Dealing With Deployment During Christmas

The first Christmas my husband deployed, I remember staring at the tree lights long after the kids had gone to bed. The house was quiet, but my mind wasn’t. The season felt both beautiful and unbearably heavy — joy wrapped in grief, hope tangled in loneliness, that is dealing with deployment during Christmas.

If you’re navigating a deployed Christmas this year, I want to begin with this truth:
Your feelings make sense.
You are not overreacting.
You are not “too emotional.”
You are a human experiencing an abnormal situation with incredible strength.
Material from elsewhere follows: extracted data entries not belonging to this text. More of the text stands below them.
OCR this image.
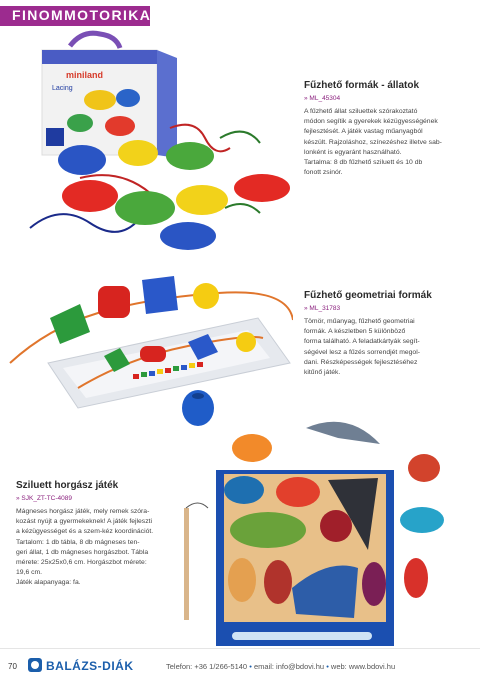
FINOMMOTORIKA
miniland
Lacing	Fűzhető formák - állatok
» ML_45304
A fűzhető állat sziluettek szórakoztató
módon segítik a gyerekek kézügyességének
fejlesztését. A játék vastag műanyagból
készült. Rajzoláshoz, színezéshez illetve sab-
lonként is egyaránt használható.
Tartalma: 8 db fűzhető sziluett és 10 db
fonott zsinór.
Fűzhető geometriai formák
» ML_31783
Tömör, műanyag, fűzhető geometriai
formák. A készletben 5 különböző
forma található. A feladatkártyák segít-
ségével lesz a fűzés sorrendjét megol-
dani. Részképességek fejlesztéséhez
kitűnő játék.
Sziluett horgász játék
» SJK_ZT-TC-4089
Mágneses horgász játék, mely remek szóra-
kozást nyújt a gyermekeknek! A játék fejleszti
a kézügyességet és a szem-kéz koordinációt.
Tartalom: 1 db tábla, 8 db mágneses ten-
geri állat, 1 db mágneses horgászbot. Tábla
mérete: 25x25x0,6 cm. Horgászbot mérete:
19,6 cm.
Játék alapanyaga: fa.
70 BALÁZS-DIÁK	Telefon: +36 1/266-5140 • email: info@bdovi.hu • web: www.bdovi.hu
The holidays highlight what deployment takes from us — shared traditions, partnership, emotional safety, and the comfort of ordinary daily rituals. And while we can’t make it easy, we can make it manageable.

Name Your Emotions (So They Don’t Name You)

In clinical psychology, we call this affect labeling.
Simply put, naming what you feel reduces its intensity.

Say it out loud or write it down:

  • “I feel lonely.”
  • “I feel frustrated.”
  • “I feel overwhelmed.”
  • “I feel sad.”

When you name the emotion, you move from being inside it to observing it. That little shift gives you room to breathe — and room to cope.

Adjust Your Expectations With Compassion

Deployment Christmas will not look like your favorite Hallmark movie, and that’s okay.
It doesn’t have to be glossy to be meaningful.

Give yourself permission to:

  • Simplify decorations
  • Lower your pace
  • Skip events that drain you
  • Redefine “special” in this season
  • Say no without guilt

You do not have to compensate for the absence of your partner.
You do not have to orchestrate a “perfect” holiday for your kids or yourself.
You just need a real one.

Ask for Support — Early and Often

This is not a season to muscle through alone.
Support is not a sign of weakness; it’s a sign of wisdom.

Reach out to the people who love you and be specific:

  • “Can you send a care package for the kids this week?”
  • “Would you mind helping me with decorating?”
  • “Could you order the gifts online so I don’t have to manage it all?”
  • “Can you check in with me on Christmas Eve?”

People want to help — but they don’t always know how.
Give them the blueprint.

Schedule Rest, Even If It’s Only Five Minutes

Deployment fatigue hits harder during the holidays.
Your body is carrying mental load, emotional load, and holiday load all at once.

Create short, structured rest breaks:

  • Five minutes to breathe
  • Ten minutes to sit in silence
  • A short walk outside
  • A warm drink alone before bed

These micro-pauses regulate your nervous system and reduce emotional overwhelm.

Build Connection In New Ways

You can still nurture the sense of “togetherness,” even from a distance:

  • Open gifts on video call
  • Send voice memos daily
  • Share photos of your holiday crafts
  • Cook the same meal and eat it “together” online
  • Keep a shared journal you pass back and forth

And if that isn’t possible due to time zones, duties, or limited access — create connection with others around you.
Invite a neighbor over.
Host a small “solo spouse dinner.”
Offer or accept company.
Loneliness eases in togetherness.

Expect Emotional Waves, Not Emotional Failure

Homesickness, anger, and sudden sadness are not signs you’re doing poorly. They are natural responses to unnatural stress.

When a wave hits, ground yourself using the 5-4-3-2-1 method:

  • 5 things you can see
  • 4 you can feel
  • 3 you can hear
  • 2 you can smell
  • 1 you can taste or imagine

This brings your mind out of the spiral and back into the moment.

You are carrying the weight of two people right now.
You are navigating the emotional complexity of absence during the most sentimental season of the year.

That deserves compassion — especially from yourself.
Let the season be what it is, not what you wish it were.
There is still joy available, even in smaller, quieter forms.
Let those be enough this year.

If you’re struggling this season, reach out to:

  • Your installation’s Military & Family Readiness Center
  • A chaplain
  • A trusted friend
  • A therapist or counselor

And tell one person in your circle,
“Hey — check in on me this week. It would help.”

Because you may be navigating this Christmas differently — but you don’t have to navigate  it alone.